Whether a new trial should be ordered on the basis that the Crown's non-disclosure rendered the trial process unfair involves a process of weighing and balancing. If defence counsel knew or ought to have known on the basis of other disclosures that the Crown through inadvertence had failed to disclose information and yet remained passive as a result of a tactical decision or lack of due diligence, it would be difficult to accept a submission that the failure to disclose affected the fairness of the trial process.
All these factors must be appropriately balanced. In situations where the materiality of the undisclosed evidence is, on its face, very high, a new trial should be ordered on this basis alone.

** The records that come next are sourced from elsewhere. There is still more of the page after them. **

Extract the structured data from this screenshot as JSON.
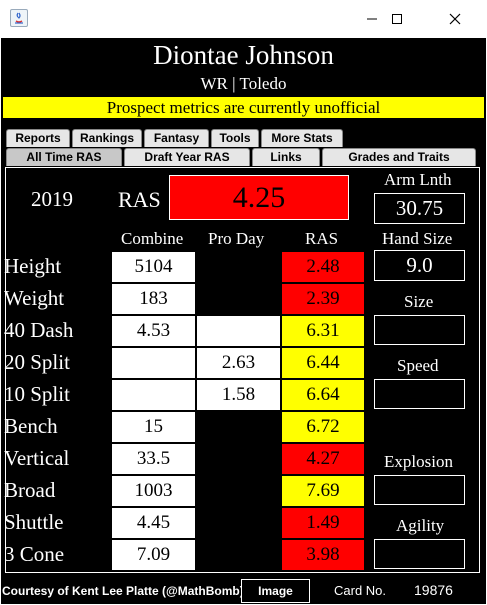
{
  "window": {
    "title": ""
  },
  "player": {
    "name": "Diontae Johnson",
    "position_school": "WR | Toledo"
  },
  "banner": "Prospect metrics are currently unofficial",
  "tabs_top": [
    "Reports",
    "Rankings",
    "Fantasy",
    "Tools",
    "More Stats"
  ],
  "tabs_bottom": [
    "All Time RAS",
    "Draft Year RAS",
    "Links",
    "Grades and Traits"
  ],
  "ras_header": {
    "year": "2019",
    "label": "RAS",
    "score": "4.25"
  },
  "columns": {
    "combine": "Combine",
    "pro_day": "Pro Day",
    "ras": "RAS"
  },
  "rows": [
    {
      "metric": "Height",
      "combine": "5104",
      "pro_day": "",
      "ras": "2.48"
    },
    {
      "metric": "Weight",
      "combine": "183",
      "pro_day": "",
      "ras": "2.39"
    },
    {
      "metric": "40 Dash",
      "combine": "4.53",
      "pro_day": "",
      "ras": "6.31"
    },
    {
      "metric": "20 Split",
      "combine": "",
      "pro_day": "2.63",
      "ras": "6.44"
    },
    {
      "metric": "10 Split",
      "combine": "",
      "pro_day": "1.58",
      "ras": "6.64"
    },
    {
      "metric": "Bench",
      "combine": "15",
      "pro_day": "",
      "ras": "6.72"
    },
    {
      "metric": "Vertical",
      "combine": "33.5",
      "pro_day": "",
      "ras": "4.27"
    },
    {
      "metric": "Broad",
      "combine": "1003",
      "pro_day": "",
      "ras": "7.69"
    },
    {
      "metric": "Shuttle",
      "combine": "4.45",
      "pro_day": "",
      "ras": "1.49"
    },
    {
      "metric": "3 Cone",
      "combine": "7.09",
      "pro_day": "",
      "ras": "3.98"
    }
  ],
  "side": {
    "arm_label": "Arm Lnth",
    "arm_value": "30.75",
    "hand_label": "Hand Size",
    "hand_value": "9.0",
    "size_label": "Size",
    "size_value": "",
    "speed_label": "Speed",
    "speed_value": "",
    "explosion_label": "Explosion",
    "explosion_value": "",
    "agility_label": "Agility",
    "agility_value": ""
  },
  "footer": {
    "credit": "Courtesy of Kent Lee Platte (@MathBomb)",
    "image_button": "Image",
    "card_label": "Card No.",
    "card_number": "19876"
  },
  "colors": {
    "red": "#ff0000",
    "yellow": "#ffff00",
    "background": "#000000"
  }
}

In these circumstances, it will not be necessary to consider the impact of lost opportunities to garner additional evidence flowing from the failure to disclose. However, where the materiality of the undisclosed information is relatively low, an appellate court will have to determine whether any realistic opportunities were lost to the defence. To that end, the due diligence or lack of due diligence of defence counsel in pursuing disclosure will be a very significant factor in deciding whether to order a new trial.

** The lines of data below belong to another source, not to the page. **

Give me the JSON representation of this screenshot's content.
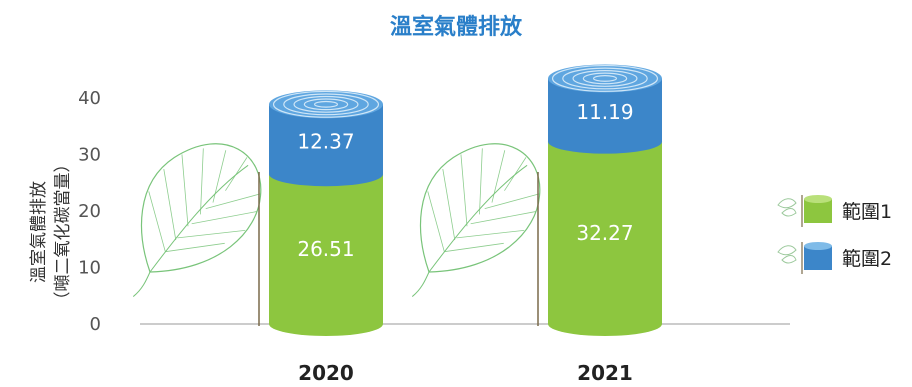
{
  "chart_data": {
    "type": "bar",
    "stacked": true,
    "title": "溫室氣體排放",
    "ylabel": "溫室氣體排放\n（噸二氧化碳當量）",
    "xlabel": "",
    "categories": [
      "2020",
      "2021"
    ],
    "ylim": [
      0,
      40
    ],
    "yticks": [
      0,
      10,
      20,
      30,
      40
    ],
    "grid": false,
    "legend_position": "right",
    "series": [
      {
        "name": "範圍1",
        "values": [
          26.51,
          32.27
        ],
        "color": "#8dc63f"
      },
      {
        "name": "範圍2",
        "values": [
          12.37,
          11.19
        ],
        "color": "#3c86c9"
      }
    ],
    "title_color": "#2a7fc9",
    "value_label_color": "#ffffff",
    "decoration": "leaf-outline-icon"
  }
}
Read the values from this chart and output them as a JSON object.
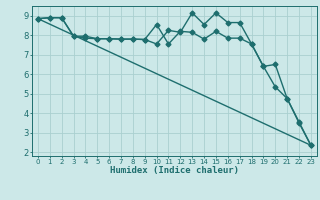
{
  "title": "",
  "xlabel": "Humidex (Indice chaleur)",
  "background_color": "#cce8e8",
  "grid_color": "#aad0d0",
  "line_color": "#1e6e6e",
  "xlim": [
    -0.5,
    23.5
  ],
  "ylim": [
    1.8,
    9.5
  ],
  "yticks": [
    2,
    3,
    4,
    5,
    6,
    7,
    8,
    9
  ],
  "xticks": [
    0,
    1,
    2,
    3,
    4,
    5,
    6,
    7,
    8,
    9,
    10,
    11,
    12,
    13,
    14,
    15,
    16,
    17,
    18,
    19,
    20,
    21,
    22,
    23
  ],
  "series": [
    {
      "x": [
        0,
        1,
        2,
        3,
        4,
        5,
        6,
        7,
        8,
        9,
        10,
        11,
        12,
        13,
        14,
        15,
        16,
        17,
        18,
        19,
        20,
        21,
        22,
        23
      ],
      "y": [
        8.85,
        8.9,
        8.9,
        7.95,
        7.85,
        7.82,
        7.82,
        7.8,
        7.8,
        7.78,
        8.55,
        7.55,
        8.2,
        8.15,
        7.8,
        8.2,
        7.85,
        7.85,
        7.55,
        6.4,
        6.5,
        4.75,
        3.5,
        2.35
      ],
      "marker": "D",
      "markersize": 2.5,
      "linewidth": 1.0,
      "zorder": 3
    },
    {
      "x": [
        0,
        1,
        2,
        3,
        4,
        5,
        6,
        7,
        8,
        9,
        10,
        11,
        12,
        13,
        14,
        15,
        16,
        17,
        18,
        19,
        20,
        21,
        22,
        23
      ],
      "y": [
        8.85,
        8.9,
        8.9,
        7.95,
        7.95,
        7.82,
        7.82,
        7.8,
        7.8,
        7.78,
        7.55,
        8.25,
        8.15,
        9.15,
        8.55,
        9.15,
        8.65,
        8.65,
        7.55,
        6.4,
        5.35,
        4.75,
        3.55,
        2.35
      ],
      "marker": "D",
      "markersize": 2.5,
      "linewidth": 1.0,
      "zorder": 3
    },
    {
      "x": [
        0,
        23
      ],
      "y": [
        8.85,
        2.35
      ],
      "marker": null,
      "markersize": 0,
      "linewidth": 1.0,
      "zorder": 2
    }
  ],
  "tick_fontsize_x": 5.0,
  "tick_fontsize_y": 6.0,
  "xlabel_fontsize": 6.5,
  "figure_width": 3.2,
  "figure_height": 2.0,
  "dpi": 100
}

Here, the accused had the burden of demonstrating that either (i) it is reasonably possible the non-disclosed statements affected the reliability of his conviction as a principal in the aggravated assault and his conviction for aiding or abetting the assault; or (ii) that it is reasonably possible the non-disclosure of the statements affected the overall fairness of the trial process. First, the accused did not demonstrate that the non-disclosure of the statements affected each of the alternative conclusions referred to in s. 21(1) of the Code -- that he either kicked or beat the victim, helped to administer the beating or encouraged the beating. Second, the non-disclosure did not affect the overall fairness of the trial. The third statement (Tynes') and the fourth (Daye's), on their faces, would have had no impact on the reliability of the conviction. The Crown's failure to disclose did not deprive the defence of opportunities to pursue additional lines of inquiry with witnesses or garner additional evidence flowing from the undisclosed material. A significant factor in reaching this conclusion was defence counsel's lack of due diligence in pursuing disclosure.

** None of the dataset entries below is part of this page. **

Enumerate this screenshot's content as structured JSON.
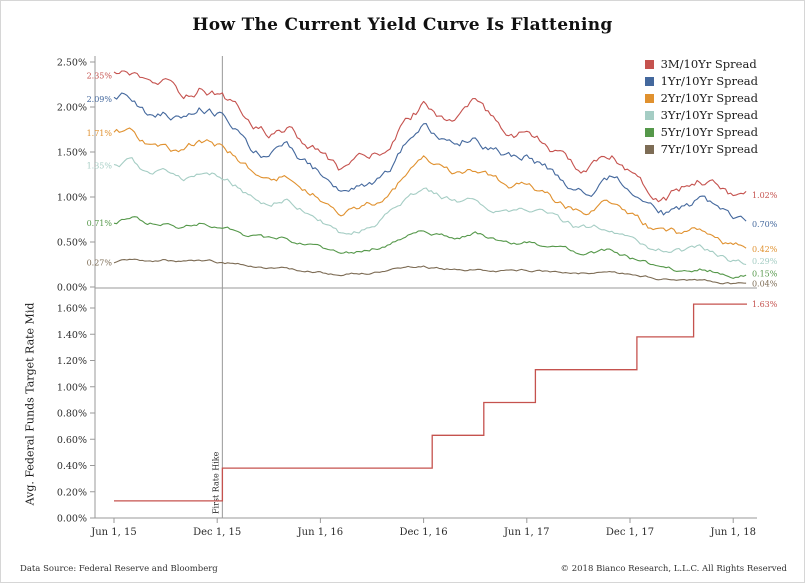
{
  "page": {
    "title": "How The Current Yield Curve Is Flattening",
    "footer_left": "Data Source: Federal Reserve and Bloomberg",
    "footer_right": "© 2018 Bianco Research, L.L.C. All Rights Reserved"
  },
  "colors": {
    "axis": "#9a9a9a",
    "tick_text": "#2b2b2b",
    "annotation_line": "#999999",
    "red": "#c5524e",
    "blue": "#44689d",
    "orange": "#e0912f",
    "teal": "#a5cdc4",
    "green": "#55984a",
    "brown": "#7d6c55"
  },
  "x_axis": {
    "tick_labels": [
      "Jun 1, 15",
      "Dec 1, 15",
      "Jun 1, 16",
      "Dec 1, 16",
      "Jun 1, 17",
      "Dec 1, 17",
      "Jun 1, 18"
    ],
    "tick_months": [
      0,
      6,
      12,
      18,
      24,
      30,
      36
    ]
  },
  "annotation": {
    "label": "First Rate Hike",
    "month": 6.3
  },
  "chart_data": [
    {
      "type": "line",
      "panel": "top",
      "x_unit": "months since Jun 1, 2015 (monthly anchor values, daily noise in render)",
      "ylim": [
        0,
        2.57
      ],
      "ytick_values": [
        0,
        0.5,
        1.0,
        1.5,
        2.0,
        2.5
      ],
      "ytick_labels": [
        "0.00%",
        "0.50%",
        "1.00%",
        "1.50%",
        "2.00%",
        "2.50%"
      ],
      "legend_position": "top-right",
      "grid": false,
      "series": [
        {
          "name": "3M/10Yr Spread",
          "color": "#c5524e",
          "start_label": "2.35%",
          "end_label": "1.02%",
          "noise": 0.08,
          "values": [
            2.35,
            2.38,
            2.18,
            2.24,
            2.1,
            2.22,
            2.18,
            2.02,
            1.8,
            1.72,
            1.78,
            1.62,
            1.5,
            1.28,
            1.34,
            1.42,
            1.58,
            1.85,
            2.02,
            1.92,
            1.88,
            2.02,
            1.82,
            1.72,
            1.72,
            1.58,
            1.44,
            1.3,
            1.34,
            1.46,
            1.34,
            1.12,
            1.02,
            1.1,
            1.24,
            1.18,
            1.02
          ]
        },
        {
          "name": "1Yr/10Yr Spread",
          "color": "#44689d",
          "start_label": "2.09%",
          "end_label": "0.70%",
          "noise": 0.075,
          "values": [
            2.09,
            2.12,
            1.92,
            1.98,
            1.86,
            1.96,
            1.92,
            1.78,
            1.56,
            1.48,
            1.54,
            1.38,
            1.26,
            1.04,
            1.1,
            1.18,
            1.34,
            1.6,
            1.76,
            1.66,
            1.62,
            1.74,
            1.56,
            1.46,
            1.46,
            1.34,
            1.2,
            1.06,
            1.1,
            1.2,
            1.06,
            0.9,
            0.82,
            0.88,
            0.96,
            0.86,
            0.7
          ]
        },
        {
          "name": "2Yr/10Yr Spread",
          "color": "#e0912f",
          "start_label": "1.71%",
          "end_label": "0.42%",
          "noise": 0.065,
          "values": [
            1.71,
            1.74,
            1.56,
            1.6,
            1.5,
            1.58,
            1.56,
            1.44,
            1.26,
            1.18,
            1.24,
            1.1,
            1.0,
            0.8,
            0.86,
            0.92,
            1.04,
            1.24,
            1.36,
            1.28,
            1.24,
            1.32,
            1.18,
            1.1,
            1.1,
            1.0,
            0.9,
            0.82,
            0.84,
            0.92,
            0.78,
            0.66,
            0.6,
            0.56,
            0.6,
            0.52,
            0.42
          ]
        },
        {
          "name": "3Yr/10Yr Spread",
          "color": "#a5cdc4",
          "start_label": "1.35%",
          "end_label": "0.29%",
          "noise": 0.05,
          "values": [
            1.35,
            1.4,
            1.24,
            1.28,
            1.2,
            1.26,
            1.24,
            1.14,
            1.0,
            0.92,
            0.98,
            0.86,
            0.78,
            0.6,
            0.66,
            0.72,
            0.82,
            0.96,
            1.06,
            1.0,
            0.96,
            1.02,
            0.9,
            0.84,
            0.84,
            0.78,
            0.7,
            0.62,
            0.64,
            0.68,
            0.56,
            0.46,
            0.42,
            0.38,
            0.4,
            0.34,
            0.29
          ]
        },
        {
          "name": "5Yr/10Yr Spread",
          "color": "#55984a",
          "start_label": "0.71%",
          "end_label": "0.15%",
          "noise": 0.035,
          "values": [
            0.71,
            0.78,
            0.7,
            0.72,
            0.66,
            0.7,
            0.66,
            0.62,
            0.56,
            0.52,
            0.56,
            0.48,
            0.44,
            0.36,
            0.4,
            0.44,
            0.48,
            0.56,
            0.62,
            0.58,
            0.54,
            0.58,
            0.52,
            0.48,
            0.5,
            0.46,
            0.42,
            0.36,
            0.38,
            0.4,
            0.32,
            0.26,
            0.23,
            0.19,
            0.21,
            0.18,
            0.15
          ]
        },
        {
          "name": "7Yr/10Yr Spread",
          "color": "#7d6c55",
          "start_label": "0.27%",
          "end_label": "0.04%",
          "noise": 0.02,
          "values": [
            0.27,
            0.31,
            0.28,
            0.3,
            0.27,
            0.3,
            0.28,
            0.26,
            0.22,
            0.2,
            0.22,
            0.18,
            0.17,
            0.13,
            0.15,
            0.16,
            0.18,
            0.2,
            0.22,
            0.2,
            0.19,
            0.2,
            0.18,
            0.17,
            0.18,
            0.17,
            0.16,
            0.14,
            0.15,
            0.16,
            0.13,
            0.11,
            0.09,
            0.07,
            0.08,
            0.06,
            0.04
          ]
        }
      ]
    },
    {
      "type": "step",
      "panel": "bottom",
      "ylabel": "Avg. Federal Funds Target Rate Mid",
      "ylim": [
        0,
        1.72
      ],
      "ytick_values": [
        0,
        0.2,
        0.4,
        0.6,
        0.8,
        1.0,
        1.2,
        1.4,
        1.6
      ],
      "ytick_labels": [
        "0.00%",
        "0.20%",
        "0.40%",
        "0.60%",
        "0.80%",
        "1.00%",
        "1.20%",
        "1.40%",
        "1.60%"
      ],
      "grid": false,
      "series": [
        {
          "name": "Avg. Federal Funds Target Rate Mid",
          "color": "#c5524e",
          "end_label": "1.63%",
          "steps": [
            [
              0,
              0.13
            ],
            [
              6.3,
              0.38
            ],
            [
              18.5,
              0.63
            ],
            [
              21.5,
              0.88
            ],
            [
              24.5,
              1.13
            ],
            [
              30.4,
              1.38
            ],
            [
              33.7,
              1.63
            ]
          ],
          "x_end": 36.8
        }
      ]
    }
  ]
}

Defence counsel is not entitled to assume at any point that all relevant information has been disclosed to the defence. Just as the Crown's disclosure obligations are ongoing, and persist throughout the trial process, so too does defence counsel's obligation to be duly diligent in pursuing disclosure. To do nothing in the face of knowledge that relevant information has not been disclosed will, at a minimum, often justify a finding of lack of due diligence, and may, in certain circumstances, support an inference that counsel made a strategic decision not to pursue disclosure.


24. (1) Anyone whose rights or freedoms, as guaranteed by this Charter, have been infringed or denied may apply to a court of competent jurisdiction to obtain such remedy as the court considers appropriate and just in the circumstances.